Matrox Parhelia-512 - The Challenger


Matrox describes Parhelia as the first 512-bit GPU (Graphics Processing Unit) in the world, which accounts for the "512" that appears in the full name for the chip. It comes with a 256-bit wide memory bus, which is able to transfer 512 bits of data per clock, because of its double data rate capability. This may just be a number to you, but in practice, this is some rather amazing stuff. It increases the pin count of the chip by an incredible number and it makes the PCB of the graphics card a lot more complex too. There's a good reason why neither NVIDIA, nor ATi have tried that yet.
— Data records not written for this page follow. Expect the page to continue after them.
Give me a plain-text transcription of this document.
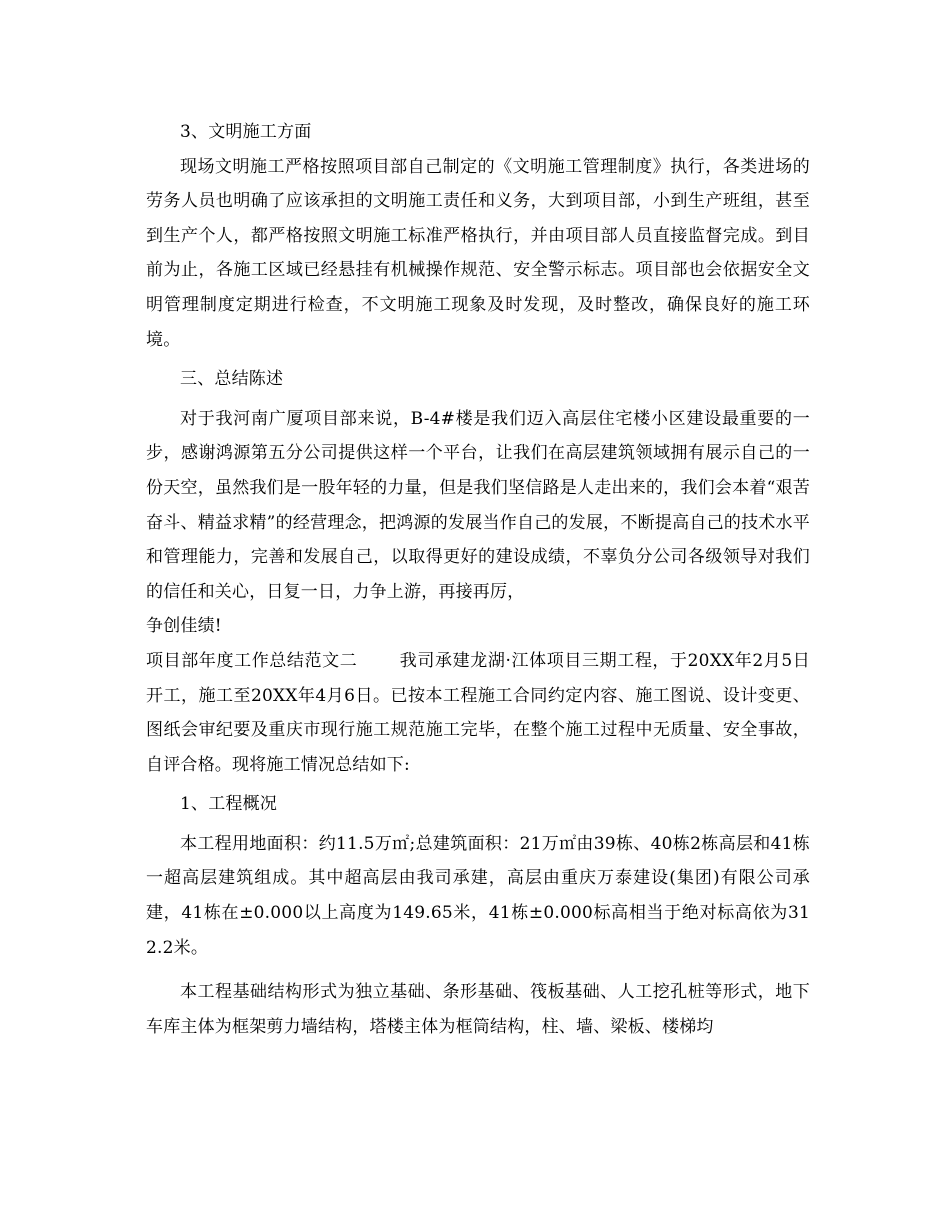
3、文明施工方面

现场文明施工严格按照项目部自己制定的《文明施工管理制度》执行，各类进场的劳务人员也明确了应该承担的文明施工责任和义务，大到项目部，小到生产班组，甚至到生产个人，都严格按照文明施工标准严格执行，并由项目部人员直接监督完成。到目前为止，各施工区域已经悬挂有机械操作规范、安全警示标志。项目部也会依据安全文明管理制度定期进行检查，不文明施工现象及时发现，及时整改，确保良好的施工环境。

三、总结陈述

对于我河南广厦项目部来说，B-4#楼是我们迈入高层住宅楼小区建设最重要的一步，感谢鸿源第五分公司提供这样一个平台，让我们在高层建筑领域拥有展示自己的一份天空，虽然我们是一股年轻的力量，但是我们坚信路是人走出来的，我们会本着“艰苦奋斗、精益求精”的经营理念，把鸿源的发展当作自己的发展，不断提高自己的技术水平和管理能力，完善和发展自己，以取得更好的建设成绩，不辜负分公司各级领导对我们的信任和关心，日复一日，力争上游，再接再厉，

争创佳绩!

项目部年度工作总结范文二 我司承建龙湖·江体项目三期工程，于20XX年2月5日开工，施工至20XX年4月6日。已按本工程施工合同约定内容、施工图说、设计变更、图纸会审纪要及重庆市现行施工规范施工完毕，在整个施工过程中无质量、安全事故，自评合格。现将施工情况总结如下:

1、工程概况

本工程用地面积：约11.5万㎡;总建筑面积：21万㎡由39栋、40栋2栋高层和41栋一超高层建筑组成。其中超高层由我司承建，高层由重庆万泰建设(集团)有限公司承建，41栋在±0.000以上高度为149.65米，41栋±0.000标高相当于绝对标高依为312.2米。

本工程基础结构形式为独立基础、条形基础、筏板基础、人工挖孔桩等形式，地下车库主体为框架剪力墙结构，塔楼主体为框筒结构，柱、墙、梁板、楼梯均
Right now, Parhelia demo boards have no less than 8 layers! At 300 MHz memory clock (600 MHz DDR), Parhelia has a whopping memory bandwidth of 20 GB per second. By comparison, NVIDIA's top product, the GeForce 4 Ti4600, just reaches 10.4 GB/s. However, with its Lightspeed Memory Architecture II, NVIDIA has provided its graphics cards with a very effective Crossbar Memory Controller, lossless Z-compression and further optimizations.

Parhelia also has an intelligent memory controller with several independent sub-controllers, which optimize the access of the intensity, depth, fragment and texture buffers. Furthermore, Matrox has implemented a fast Z Clear function. Various internal caches are designed to prevent bottlenecks in dataflow. Parhelia's units for depth, fragment AA, pixel, texture and display are each connected separately to the 512-bit memory controller array, and they also have a special function that optimizes memory throughput. The requests from these units are handled by the memory controller array. The array contains several independent controllers that simultaneously process various data.

Matrox has tried to make the data throughput in the chip very efficient. For example, the texture fetcher and the cache are supposed to ensure maximum efficiency when reading texels from the textures in single-pass quad texturing and anisotropic filtering. Here, the texture fetcher calculates where a texel should come from, how many texels should be used and when, so that bottlenecks can be avoided. In addition, the memory is accessed as efficiently as possible during the process. The data are then stored in the texture cache and stand ready for the quad-texturing units.

Other interesting optimizations are related to the depth acceleration and the depth cache, which optimize access to the Z-buffer data. They also contain circuits for fast Z-clear functions, as well as sophisticated logic that combines the Z-reads and Z-writes so that they can be processed in burst access. As for the new AGP 8x interface, it remains to be seen whether this will offer a performance advantage in the future.

With regard to 3D features, the Parhelia-512 is positioned between DirectX 8.1 and the next version, DirectX 9. The quad vertex shader (v2.0) corresponds to DirectX 9, whereas the pixel shader still follows DirectX 8.1 version 1.3, as used by NVIDIA in its GeForce 4. At first glance, this is an odd combination, since vertex shaders can be emulated by the driver, while the emulation of pixel shaders can only be achieved with extreme loss of speed. Matrox argues that this is exactly why a modern vertex shader unit is worth it in practice. Game developers can use vertex shaders via emulation, without fearing that the functions won't work with end users. Therefore, it can be expected that the the newest versions of shaders will always be used in games. With pixel shaders, however, the developers have to be more careful because the latest versions of these functions can only run on a few cards. Pixel shaders from v1.3 and up will be most widespread among games, and in the future, they will become somewhat of a standard. However, it wouldn't hurt for Parhelia-512 to have a pixel shader unit based on DirectX 9, either.